I have read many different asked questions on this topic (i.e. R aggregate data by defining grouping, How to aggregate count of unique values of categorical variables in R), but they all seem to either only work with one type of data or are only interested in one column. Specifically, question Recoding categorical variables to the most common value deals with almost exactly the same problem, but the proposed answer only fixes the problem for the categorical data, it does not include the numeric data as well. My data consist of both factors(categorical and ordinal) and numeric data.
The reproducible example is:
IDnumber <- c("1", "1", "1", "2", "2", "3", "3", "3")
Gender <- c("Male", "Male", "Male", "Female", "Female", "Female", "Female", "Female")
Weight <- c(80, 82, 82, 70, 66, 54, 50, 52)
LikesSoda <- c("Yes", "No", "No", "Yes", "Yes", "Yes", "Yes", NA)
df = data.frame(IDnumber, Gender, Weight, LikesSoda)
My output dataframe would take the mean of each numerical column, and the most frequent factor for each factor column. In the example this would look as following:
IDnumber <- c("1", "2", "3")
Gender <- c("Male", "Female", "Female")
Weight <- c(81.5, 78, 52)
LikesSoda <- c("No", "Yes", "Yes")
output = data.frame(IDnumber, Gender, Weight, LikesSoda)
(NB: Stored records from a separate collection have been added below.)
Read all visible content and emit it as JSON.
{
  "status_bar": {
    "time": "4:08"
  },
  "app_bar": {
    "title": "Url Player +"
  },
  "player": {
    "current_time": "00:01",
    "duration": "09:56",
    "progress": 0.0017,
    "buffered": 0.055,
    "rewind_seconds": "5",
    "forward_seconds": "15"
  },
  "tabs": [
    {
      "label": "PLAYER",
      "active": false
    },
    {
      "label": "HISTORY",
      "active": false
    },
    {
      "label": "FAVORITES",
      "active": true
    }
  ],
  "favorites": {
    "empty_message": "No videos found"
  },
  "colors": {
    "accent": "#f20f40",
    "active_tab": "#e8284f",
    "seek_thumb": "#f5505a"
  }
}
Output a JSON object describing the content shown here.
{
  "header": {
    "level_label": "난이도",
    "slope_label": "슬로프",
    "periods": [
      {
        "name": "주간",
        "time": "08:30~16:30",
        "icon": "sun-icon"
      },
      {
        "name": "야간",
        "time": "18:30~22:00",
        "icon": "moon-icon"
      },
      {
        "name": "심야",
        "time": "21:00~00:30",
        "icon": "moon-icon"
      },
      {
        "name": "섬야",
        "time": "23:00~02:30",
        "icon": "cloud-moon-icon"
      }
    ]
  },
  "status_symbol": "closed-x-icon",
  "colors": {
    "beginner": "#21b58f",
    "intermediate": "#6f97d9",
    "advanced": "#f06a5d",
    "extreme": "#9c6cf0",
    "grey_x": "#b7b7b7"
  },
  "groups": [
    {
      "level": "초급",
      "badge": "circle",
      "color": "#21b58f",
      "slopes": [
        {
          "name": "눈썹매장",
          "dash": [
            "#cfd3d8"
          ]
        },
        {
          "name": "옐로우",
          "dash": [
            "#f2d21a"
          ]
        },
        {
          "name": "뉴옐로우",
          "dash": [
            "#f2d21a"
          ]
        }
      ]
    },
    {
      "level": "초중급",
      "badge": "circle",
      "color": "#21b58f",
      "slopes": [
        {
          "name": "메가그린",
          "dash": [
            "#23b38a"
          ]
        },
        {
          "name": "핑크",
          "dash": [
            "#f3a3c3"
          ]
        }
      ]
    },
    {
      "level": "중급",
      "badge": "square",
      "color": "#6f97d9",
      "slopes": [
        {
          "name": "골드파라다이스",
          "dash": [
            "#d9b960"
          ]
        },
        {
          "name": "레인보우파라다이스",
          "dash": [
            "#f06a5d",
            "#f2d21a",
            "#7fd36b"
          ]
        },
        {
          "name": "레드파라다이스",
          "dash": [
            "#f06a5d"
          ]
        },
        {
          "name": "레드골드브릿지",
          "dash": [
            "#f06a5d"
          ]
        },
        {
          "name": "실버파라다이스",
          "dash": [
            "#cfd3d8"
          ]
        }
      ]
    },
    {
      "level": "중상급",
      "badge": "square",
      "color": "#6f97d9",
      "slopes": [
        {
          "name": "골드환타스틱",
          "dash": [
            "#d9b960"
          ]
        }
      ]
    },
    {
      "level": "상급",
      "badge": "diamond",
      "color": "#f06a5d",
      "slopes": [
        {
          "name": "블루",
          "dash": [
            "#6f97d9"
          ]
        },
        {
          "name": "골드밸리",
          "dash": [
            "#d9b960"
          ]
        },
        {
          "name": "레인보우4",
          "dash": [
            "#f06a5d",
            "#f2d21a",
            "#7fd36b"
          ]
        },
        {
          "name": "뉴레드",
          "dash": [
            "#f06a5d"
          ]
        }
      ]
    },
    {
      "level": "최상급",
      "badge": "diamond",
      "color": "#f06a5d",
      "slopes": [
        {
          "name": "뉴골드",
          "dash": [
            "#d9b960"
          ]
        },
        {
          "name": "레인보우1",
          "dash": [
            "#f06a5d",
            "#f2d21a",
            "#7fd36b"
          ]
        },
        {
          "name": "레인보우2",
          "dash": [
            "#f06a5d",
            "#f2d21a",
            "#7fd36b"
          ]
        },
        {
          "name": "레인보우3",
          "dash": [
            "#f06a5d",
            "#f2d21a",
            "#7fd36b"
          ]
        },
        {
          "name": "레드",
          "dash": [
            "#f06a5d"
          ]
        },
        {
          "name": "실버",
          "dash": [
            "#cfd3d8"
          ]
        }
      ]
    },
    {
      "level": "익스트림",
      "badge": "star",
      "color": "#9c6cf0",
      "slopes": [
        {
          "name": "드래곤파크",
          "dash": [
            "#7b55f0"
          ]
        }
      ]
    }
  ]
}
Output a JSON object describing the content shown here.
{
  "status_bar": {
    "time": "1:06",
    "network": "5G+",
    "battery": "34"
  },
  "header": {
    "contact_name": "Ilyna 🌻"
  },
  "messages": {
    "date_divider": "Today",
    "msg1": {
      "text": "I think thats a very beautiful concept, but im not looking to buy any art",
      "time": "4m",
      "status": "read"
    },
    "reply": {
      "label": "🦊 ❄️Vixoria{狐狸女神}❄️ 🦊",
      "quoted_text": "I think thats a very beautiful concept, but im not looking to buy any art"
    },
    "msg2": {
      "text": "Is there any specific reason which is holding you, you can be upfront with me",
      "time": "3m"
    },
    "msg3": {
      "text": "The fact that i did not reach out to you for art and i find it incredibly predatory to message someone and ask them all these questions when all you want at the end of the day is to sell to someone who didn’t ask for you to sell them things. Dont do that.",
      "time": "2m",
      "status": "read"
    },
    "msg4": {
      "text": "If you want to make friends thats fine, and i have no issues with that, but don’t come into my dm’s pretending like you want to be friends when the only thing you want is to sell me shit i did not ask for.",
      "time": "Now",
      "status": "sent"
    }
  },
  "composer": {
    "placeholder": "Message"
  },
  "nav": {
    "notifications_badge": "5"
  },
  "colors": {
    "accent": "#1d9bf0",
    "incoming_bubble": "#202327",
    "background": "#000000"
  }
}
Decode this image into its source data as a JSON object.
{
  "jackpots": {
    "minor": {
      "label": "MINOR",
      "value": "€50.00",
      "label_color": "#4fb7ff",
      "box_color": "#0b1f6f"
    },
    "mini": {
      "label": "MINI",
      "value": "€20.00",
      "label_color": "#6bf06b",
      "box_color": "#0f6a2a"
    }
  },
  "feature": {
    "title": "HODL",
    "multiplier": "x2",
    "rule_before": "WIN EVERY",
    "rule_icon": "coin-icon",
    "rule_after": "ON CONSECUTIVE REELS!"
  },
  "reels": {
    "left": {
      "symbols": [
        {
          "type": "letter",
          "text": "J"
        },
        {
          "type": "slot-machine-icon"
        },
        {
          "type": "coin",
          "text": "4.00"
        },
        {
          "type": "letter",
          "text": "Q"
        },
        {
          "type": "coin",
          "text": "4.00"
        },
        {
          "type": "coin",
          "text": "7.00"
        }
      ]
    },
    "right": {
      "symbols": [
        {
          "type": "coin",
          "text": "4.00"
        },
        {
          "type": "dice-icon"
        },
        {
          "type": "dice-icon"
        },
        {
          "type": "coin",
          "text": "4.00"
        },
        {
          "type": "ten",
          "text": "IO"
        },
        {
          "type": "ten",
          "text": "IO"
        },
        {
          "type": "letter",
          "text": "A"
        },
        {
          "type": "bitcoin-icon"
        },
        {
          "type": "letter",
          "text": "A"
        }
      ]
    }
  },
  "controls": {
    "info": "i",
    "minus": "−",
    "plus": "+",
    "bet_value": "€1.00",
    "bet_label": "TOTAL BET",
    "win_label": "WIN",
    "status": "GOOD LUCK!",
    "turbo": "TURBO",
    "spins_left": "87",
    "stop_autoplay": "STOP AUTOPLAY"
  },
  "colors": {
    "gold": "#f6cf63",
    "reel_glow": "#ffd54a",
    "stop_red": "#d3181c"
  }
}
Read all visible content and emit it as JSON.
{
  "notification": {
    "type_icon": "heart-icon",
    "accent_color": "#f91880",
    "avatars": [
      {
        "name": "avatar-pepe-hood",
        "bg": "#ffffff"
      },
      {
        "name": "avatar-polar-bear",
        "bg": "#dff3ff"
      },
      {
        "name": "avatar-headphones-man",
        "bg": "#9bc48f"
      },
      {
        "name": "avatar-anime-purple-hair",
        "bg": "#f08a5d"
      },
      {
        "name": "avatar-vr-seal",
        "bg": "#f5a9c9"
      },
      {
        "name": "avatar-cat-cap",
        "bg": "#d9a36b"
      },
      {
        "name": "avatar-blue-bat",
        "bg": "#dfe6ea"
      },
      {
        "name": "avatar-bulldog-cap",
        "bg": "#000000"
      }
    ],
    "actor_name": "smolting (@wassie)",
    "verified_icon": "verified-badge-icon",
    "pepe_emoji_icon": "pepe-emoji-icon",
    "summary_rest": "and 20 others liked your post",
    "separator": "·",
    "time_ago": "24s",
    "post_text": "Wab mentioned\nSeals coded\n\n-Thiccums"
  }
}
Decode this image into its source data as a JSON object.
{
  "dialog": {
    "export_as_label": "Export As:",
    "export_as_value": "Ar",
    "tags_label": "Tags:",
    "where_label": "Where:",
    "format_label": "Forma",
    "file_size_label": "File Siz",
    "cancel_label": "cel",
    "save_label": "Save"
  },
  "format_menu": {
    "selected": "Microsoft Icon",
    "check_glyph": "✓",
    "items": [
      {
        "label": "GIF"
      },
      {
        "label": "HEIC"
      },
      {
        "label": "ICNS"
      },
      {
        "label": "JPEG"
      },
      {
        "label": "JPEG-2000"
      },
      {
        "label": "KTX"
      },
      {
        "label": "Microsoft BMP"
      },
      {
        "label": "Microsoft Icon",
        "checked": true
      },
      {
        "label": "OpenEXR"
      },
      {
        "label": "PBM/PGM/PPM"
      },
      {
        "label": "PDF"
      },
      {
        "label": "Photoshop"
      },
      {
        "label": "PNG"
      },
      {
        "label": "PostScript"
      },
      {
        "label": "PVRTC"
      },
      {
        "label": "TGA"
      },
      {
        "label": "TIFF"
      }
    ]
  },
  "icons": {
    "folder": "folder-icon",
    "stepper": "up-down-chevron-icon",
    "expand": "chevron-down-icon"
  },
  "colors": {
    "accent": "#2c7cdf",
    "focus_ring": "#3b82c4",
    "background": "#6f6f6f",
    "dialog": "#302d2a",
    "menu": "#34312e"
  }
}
So far I've tried to split the dataframe into a factor dataframe and numeric dataframe and use two aggregates with a different function (mean for the numeric, but I've not been able to find a working function for the categorical data). The other option is to use a dplyr df &>& group_by(IDnumber) %>% summarise( transformation for each variable )
code, but that requires me to specify how to handle each column manually. Since I have over 2500 columns, this does not seem like a workable solution.